2. A lack of liquidity could exacerbate financial market stress
Liquidity risks can come in different shapes and forms. In its 2023 Financial Stability Report, the IMF highlights several types of NBFI vulnerabilities linked to liquidity.
NBFIs tend to have a liquidity mismatch by holding relatively illiquid assets while sometimes allowing investors to redeem shares daily. This practice is not new as pre-2008, shadow banks were already making use of such a mismatch. The recent evolution in the sector highlights an increase in the liquidity mismatch of the assets held by NBFIs. Looking into the vulnerability measure capturing weighted average funds owning an asset and defining liquidity as the portfolio-level bid-ask spread across funds, the following graph from the IMF clearly highlights this point. It shows the spike in vulnerability to liquidity mismatches as Covid hit but also the more recent increase.
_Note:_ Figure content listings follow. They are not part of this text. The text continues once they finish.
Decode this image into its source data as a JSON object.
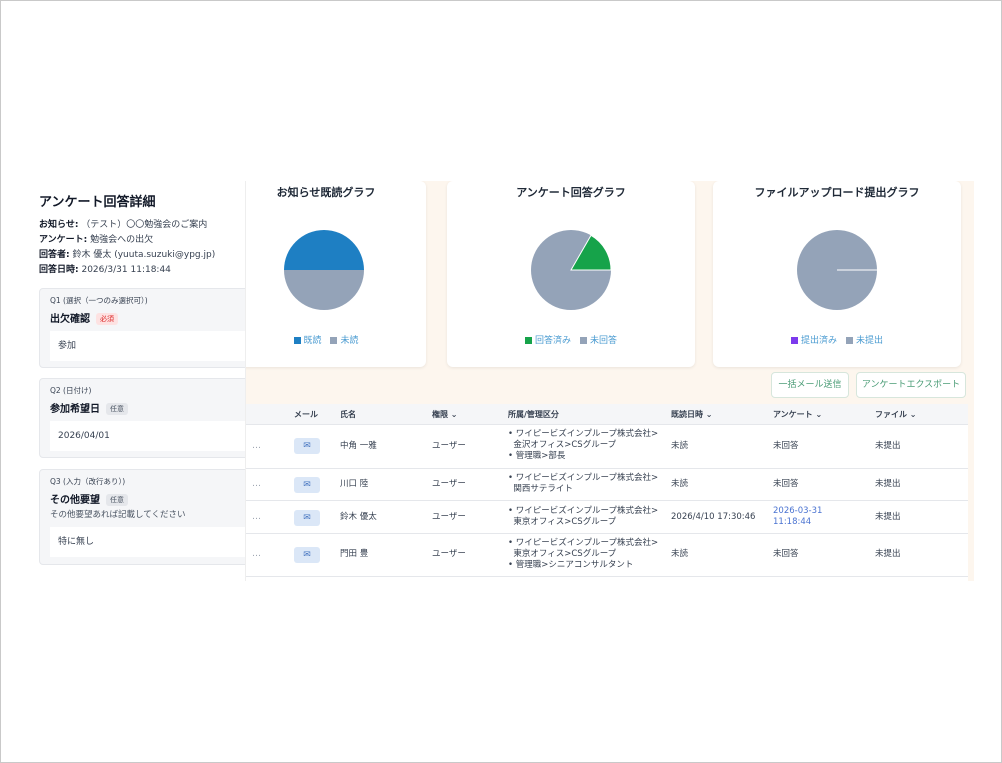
{
  "charts": {
    "read": {
      "title": "お知らせ既読グラフ",
      "legend": [
        {
          "label": "既読",
          "color": "#1e7fc3"
        },
        {
          "label": "未読",
          "color": "#94a3b8"
        }
      ]
    },
    "survey": {
      "title": "アンケート回答グラフ",
      "legend": [
        {
          "label": "回答済み",
          "color": "#16a34a"
        },
        {
          "label": "未回答",
          "color": "#94a3b8"
        }
      ]
    },
    "upload": {
      "title": "ファイルアップロード提出グラフ",
      "legend": [
        {
          "label": "提出済み",
          "color": "#7c3aed"
        },
        {
          "label": "未提出",
          "color": "#94a3b8"
        }
      ]
    }
  },
  "chart_data": [
    {
      "type": "pie",
      "title": "お知らせ既読グラフ",
      "labels": [
        "既読",
        "未読"
      ],
      "values": [
        50,
        50
      ]
    },
    {
      "type": "pie",
      "title": "アンケート回答グラフ",
      "labels": [
        "回答済み",
        "未回答"
      ],
      "values": [
        17,
        83
      ]
    },
    {
      "type": "pie",
      "title": "ファイルアップロード提出グラフ",
      "labels": [
        "提出済み",
        "未提出"
      ],
      "values": [
        0,
        100
      ]
    }
  ],
  "actions": {
    "bulk_mail": "一括メール送信",
    "export": "アンケートエクスポート"
  },
  "table": {
    "headers": {
      "mail": "メール",
      "name": "氏名",
      "role": "権限",
      "dept": "所属/管理区分",
      "read_date": "既読日時",
      "survey": "アンケート",
      "file": "ファイル"
    },
    "rows": [
      {
        "dots": "…",
        "name": "中角 一雅",
        "role": "ユーザー",
        "dept": [
          "ワイピービズインプループ株式会社>",
          "金沢オフィス>CSグループ",
          "管理職>部長"
        ],
        "read": "未読",
        "survey": "未回答",
        "file": "未提出"
      },
      {
        "dots": "…",
        "name": "川口 陸",
        "role": "ユーザー",
        "dept": [
          "ワイピービズインプループ株式会社>",
          "関西サテライト"
        ],
        "read": "未読",
        "survey": "未回答",
        "file": "未提出"
      },
      {
        "dots": "…",
        "name": "鈴木 優太",
        "role": "ユーザー",
        "dept": [
          "ワイピービズインプループ株式会社>",
          "東京オフィス>CSグループ"
        ],
        "read": "2026/4/10 17:30:46",
        "survey": "2026-03-31 11:18:44",
        "file": "未提出"
      },
      {
        "dots": "…",
        "name": "門田 豊",
        "role": "ユーザー",
        "dept": [
          "ワイピービズインプループ株式会社>",
          "東京オフィス>CSグループ",
          "管理職>シニアコンサルタント"
        ],
        "read": "未読",
        "survey": "未回答",
        "file": "未提出"
      }
    ]
  },
  "panel": {
    "title": "アンケート回答詳細",
    "notice_label": "お知らせ:",
    "notice": "（テスト）〇〇勉強会のご案内",
    "survey_label": "アンケート:",
    "survey": "勉強会への出欠",
    "respondent_label": "回答者:",
    "respondent": "鈴木 優太 (yuuta.suzuki@ypg.jp)",
    "date_label": "回答日時:",
    "date": "2026/3/31 11:18:44",
    "questions": [
      {
        "label": "Q1 (選択（一つのみ選択可）)",
        "title": "出欠確認",
        "tag": "必須",
        "desc": "",
        "answer": "参加"
      },
      {
        "label": "Q2 (日付け)",
        "title": "参加希望日",
        "tag": "任意",
        "desc": "",
        "answer": "2026/04/01"
      },
      {
        "label": "Q3 (入力（改行あり）)",
        "title": "その他要望",
        "tag": "任意",
        "desc": "その他要望あれば記載してください",
        "answer": "特に無し"
      }
    ]
  }
}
While not as significant as the spike seen during the pandemic, recent trends are a reminder that the sector is still vulnerable to changes in liquidity, which can often worsen in times of stress
Average liquidity mismatch has increased since the Covid crisis
The liquidity mismatch index, which spiked in 2020 and again over 2022, is now showing a decline
Furthermore, the combination of financial leverage and lack of market liquidity can lead to a decline in asset prices and a deterioration of funding liquidity (liquidity spiral). For most NBFIs, there is a risk that investors withdraw funds, especially when asset values drop, although for some there may be notice periods to negotiate. For example, hedge funds traditionally have a lockdown period under which there can be no withdrawals. If enough forced selling occurs, it adds to the pressure on the asset side, resulting in something of a death spiral.